Context
PulseApp, a consumer fintech platform with web and mobile clients, currently lands user activity, profile updates, and account events into Amazon S3 through hourly batch exports. This architecture supports reporting, but product, fraud, and lifecycle teams now need user data available in near real time for dashboards, alerts, and downstream services.
You are asked to design a scalable pipeline that ingests user data continuously, validates and enriches it, stores raw and curated datasets, and serves both analytics and operational consumers without breaking existing batch workflows.
Scale Requirements
- Sources: mobile SDK events, web app events, backend service events, CDC from PostgreSQL user tables
- Throughput: 180K events/sec average, 400K events/sec peak
- Event size: 1-3 KB JSON/Avro
- Latency target: P95 end-to-end under 2 minutes
- Daily volume: ~12 TB raw, ~4 TB curated
- Retention: 180 days raw, 2 years curated
- Availability: 99.9% pipeline uptime
Requirements
- Design ingestion for both event streams and database change data capture.

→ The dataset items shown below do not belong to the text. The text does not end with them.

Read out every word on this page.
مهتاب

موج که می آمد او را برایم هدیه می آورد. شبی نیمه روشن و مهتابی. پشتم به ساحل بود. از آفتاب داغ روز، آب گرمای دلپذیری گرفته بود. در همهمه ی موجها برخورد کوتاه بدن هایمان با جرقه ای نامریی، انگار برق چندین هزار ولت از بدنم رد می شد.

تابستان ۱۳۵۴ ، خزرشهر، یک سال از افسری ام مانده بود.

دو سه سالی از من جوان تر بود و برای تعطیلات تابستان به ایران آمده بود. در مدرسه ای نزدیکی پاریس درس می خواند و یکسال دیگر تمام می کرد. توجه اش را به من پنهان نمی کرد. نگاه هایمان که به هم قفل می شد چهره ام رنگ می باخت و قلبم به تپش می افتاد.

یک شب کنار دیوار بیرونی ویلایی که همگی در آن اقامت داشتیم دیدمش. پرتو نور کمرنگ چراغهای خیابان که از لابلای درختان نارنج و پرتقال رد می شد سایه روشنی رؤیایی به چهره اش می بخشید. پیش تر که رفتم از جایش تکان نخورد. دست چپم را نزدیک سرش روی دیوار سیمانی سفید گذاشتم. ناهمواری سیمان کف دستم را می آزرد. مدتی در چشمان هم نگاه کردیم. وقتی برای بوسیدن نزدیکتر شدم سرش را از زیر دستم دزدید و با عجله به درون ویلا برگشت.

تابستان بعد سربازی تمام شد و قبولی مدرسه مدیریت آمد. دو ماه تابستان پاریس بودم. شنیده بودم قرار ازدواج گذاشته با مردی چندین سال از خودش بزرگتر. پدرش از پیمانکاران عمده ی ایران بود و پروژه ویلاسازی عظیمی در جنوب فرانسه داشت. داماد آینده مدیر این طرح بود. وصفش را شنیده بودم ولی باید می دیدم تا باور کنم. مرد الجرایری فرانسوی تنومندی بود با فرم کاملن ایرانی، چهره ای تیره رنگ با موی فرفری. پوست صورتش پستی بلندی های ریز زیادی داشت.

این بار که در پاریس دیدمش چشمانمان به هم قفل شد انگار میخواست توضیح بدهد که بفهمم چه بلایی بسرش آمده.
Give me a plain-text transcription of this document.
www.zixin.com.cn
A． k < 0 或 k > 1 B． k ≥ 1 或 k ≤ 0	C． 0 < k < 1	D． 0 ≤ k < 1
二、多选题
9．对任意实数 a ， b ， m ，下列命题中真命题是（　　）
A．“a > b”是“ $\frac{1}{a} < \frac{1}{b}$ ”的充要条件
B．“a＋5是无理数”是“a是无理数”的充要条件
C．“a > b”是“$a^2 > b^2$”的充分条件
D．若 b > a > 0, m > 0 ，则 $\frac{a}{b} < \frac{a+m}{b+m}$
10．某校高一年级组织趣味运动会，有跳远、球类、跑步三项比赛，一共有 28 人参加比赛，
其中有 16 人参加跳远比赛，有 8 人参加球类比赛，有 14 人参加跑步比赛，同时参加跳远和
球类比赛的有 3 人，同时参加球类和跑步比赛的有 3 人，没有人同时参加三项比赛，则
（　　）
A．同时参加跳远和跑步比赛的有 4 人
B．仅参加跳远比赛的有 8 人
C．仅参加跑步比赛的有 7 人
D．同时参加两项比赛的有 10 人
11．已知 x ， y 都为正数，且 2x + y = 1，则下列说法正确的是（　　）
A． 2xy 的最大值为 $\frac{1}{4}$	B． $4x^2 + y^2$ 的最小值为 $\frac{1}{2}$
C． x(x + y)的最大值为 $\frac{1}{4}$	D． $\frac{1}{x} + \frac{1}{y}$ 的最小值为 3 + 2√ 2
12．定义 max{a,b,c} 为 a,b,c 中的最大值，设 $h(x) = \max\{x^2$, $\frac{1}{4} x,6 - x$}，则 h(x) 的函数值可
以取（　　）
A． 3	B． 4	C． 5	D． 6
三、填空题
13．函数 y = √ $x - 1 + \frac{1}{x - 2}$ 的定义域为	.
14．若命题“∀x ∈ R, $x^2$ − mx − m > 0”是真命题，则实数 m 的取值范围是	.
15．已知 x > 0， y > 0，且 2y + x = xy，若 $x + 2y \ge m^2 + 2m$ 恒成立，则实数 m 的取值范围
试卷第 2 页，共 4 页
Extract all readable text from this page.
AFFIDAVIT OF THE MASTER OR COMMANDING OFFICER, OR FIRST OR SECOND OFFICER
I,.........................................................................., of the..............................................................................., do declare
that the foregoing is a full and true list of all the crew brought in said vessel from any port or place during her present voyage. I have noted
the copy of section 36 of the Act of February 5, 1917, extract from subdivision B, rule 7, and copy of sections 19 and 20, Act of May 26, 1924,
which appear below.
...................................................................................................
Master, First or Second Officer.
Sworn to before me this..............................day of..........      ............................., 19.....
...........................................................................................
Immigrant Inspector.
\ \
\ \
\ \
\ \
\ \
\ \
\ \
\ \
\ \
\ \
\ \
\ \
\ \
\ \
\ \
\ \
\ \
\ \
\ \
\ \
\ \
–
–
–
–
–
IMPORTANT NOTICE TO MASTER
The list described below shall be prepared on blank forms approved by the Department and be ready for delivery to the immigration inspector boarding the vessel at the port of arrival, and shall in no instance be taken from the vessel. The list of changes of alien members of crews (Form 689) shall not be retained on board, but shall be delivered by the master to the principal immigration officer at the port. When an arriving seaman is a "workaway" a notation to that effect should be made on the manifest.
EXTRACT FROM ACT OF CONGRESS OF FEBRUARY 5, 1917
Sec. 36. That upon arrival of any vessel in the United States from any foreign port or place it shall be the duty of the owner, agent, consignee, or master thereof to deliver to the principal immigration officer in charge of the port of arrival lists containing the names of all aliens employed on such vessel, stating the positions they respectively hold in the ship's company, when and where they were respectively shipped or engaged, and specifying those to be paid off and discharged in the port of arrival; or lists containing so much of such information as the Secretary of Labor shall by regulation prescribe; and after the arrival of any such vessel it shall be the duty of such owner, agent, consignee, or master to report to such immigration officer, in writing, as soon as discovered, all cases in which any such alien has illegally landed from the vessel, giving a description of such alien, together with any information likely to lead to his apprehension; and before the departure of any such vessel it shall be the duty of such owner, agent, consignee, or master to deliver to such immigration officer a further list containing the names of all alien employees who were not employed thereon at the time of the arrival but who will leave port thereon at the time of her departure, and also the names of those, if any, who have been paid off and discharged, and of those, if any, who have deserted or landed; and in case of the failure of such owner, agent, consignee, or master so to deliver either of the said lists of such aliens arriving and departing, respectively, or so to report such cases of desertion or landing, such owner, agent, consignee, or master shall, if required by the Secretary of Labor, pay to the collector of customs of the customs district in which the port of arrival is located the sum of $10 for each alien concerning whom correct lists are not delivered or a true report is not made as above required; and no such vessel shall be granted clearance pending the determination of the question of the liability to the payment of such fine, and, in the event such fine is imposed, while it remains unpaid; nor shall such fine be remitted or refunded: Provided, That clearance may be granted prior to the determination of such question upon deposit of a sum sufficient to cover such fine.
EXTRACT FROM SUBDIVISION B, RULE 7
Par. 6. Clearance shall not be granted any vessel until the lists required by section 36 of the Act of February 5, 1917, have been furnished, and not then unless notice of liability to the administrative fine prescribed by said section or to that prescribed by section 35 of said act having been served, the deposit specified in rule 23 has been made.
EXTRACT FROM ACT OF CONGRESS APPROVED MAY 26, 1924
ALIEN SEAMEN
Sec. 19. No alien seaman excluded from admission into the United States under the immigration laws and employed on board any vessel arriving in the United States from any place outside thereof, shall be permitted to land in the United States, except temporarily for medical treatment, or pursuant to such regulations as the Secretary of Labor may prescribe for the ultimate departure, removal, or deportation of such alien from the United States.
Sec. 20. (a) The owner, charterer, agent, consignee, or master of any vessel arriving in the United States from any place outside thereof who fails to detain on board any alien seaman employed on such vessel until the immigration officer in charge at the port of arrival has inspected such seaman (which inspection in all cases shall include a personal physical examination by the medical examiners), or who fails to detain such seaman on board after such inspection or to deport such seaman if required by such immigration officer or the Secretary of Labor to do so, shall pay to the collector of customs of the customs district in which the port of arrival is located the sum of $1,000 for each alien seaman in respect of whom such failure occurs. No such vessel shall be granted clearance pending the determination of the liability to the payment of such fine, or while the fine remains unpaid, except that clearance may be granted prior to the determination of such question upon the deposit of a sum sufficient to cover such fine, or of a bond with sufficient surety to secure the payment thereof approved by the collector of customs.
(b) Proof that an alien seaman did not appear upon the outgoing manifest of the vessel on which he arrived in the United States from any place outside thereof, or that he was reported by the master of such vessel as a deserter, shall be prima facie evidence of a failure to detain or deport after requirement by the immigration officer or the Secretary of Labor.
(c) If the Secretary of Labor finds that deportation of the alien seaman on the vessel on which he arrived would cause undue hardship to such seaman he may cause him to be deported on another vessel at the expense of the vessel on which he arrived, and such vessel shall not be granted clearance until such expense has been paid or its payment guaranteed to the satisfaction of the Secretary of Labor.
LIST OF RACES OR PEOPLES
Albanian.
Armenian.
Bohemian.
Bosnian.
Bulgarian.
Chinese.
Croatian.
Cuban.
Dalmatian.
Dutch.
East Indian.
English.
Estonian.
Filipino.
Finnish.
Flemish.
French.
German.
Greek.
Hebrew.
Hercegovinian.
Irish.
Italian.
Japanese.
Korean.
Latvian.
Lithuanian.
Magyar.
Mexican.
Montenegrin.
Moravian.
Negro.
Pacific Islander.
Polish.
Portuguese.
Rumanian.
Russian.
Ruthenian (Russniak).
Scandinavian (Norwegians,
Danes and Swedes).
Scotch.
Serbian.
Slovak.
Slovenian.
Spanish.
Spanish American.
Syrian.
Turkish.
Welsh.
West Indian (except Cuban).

- Ensure schema validation, deduplication, and idempotent processing for retries and replays.
- Support real-time transformations such as user identity resolution, event enrichment, and sessionization.
- Load raw and curated data into a warehouse for analytics and expose low-latency aggregates for operational use cases.
- Support backfills and replay of the last 30 days without corrupting downstream tables.
- Define orchestration, monitoring, alerting, and failure recovery.
- Explain partitioning, storage layout, and data modeling choices.
Constraints
- Existing cloud footprint is AWS; prefer managed services where reasonable.
- Team has strong SQL/Airflow skills, moderate Spark experience, limited Kafka operations experience.
- Must comply with GDPR/CCPA deletion requirements within 72 hours.
- Incremental infrastructure budget is capped at $35K/month.
- Existing batch reports in Snowflake must continue to run during migration.
Provide the target architecture, key trade-offs, and how you would guarantee correctness, scalability, and observability at this scale.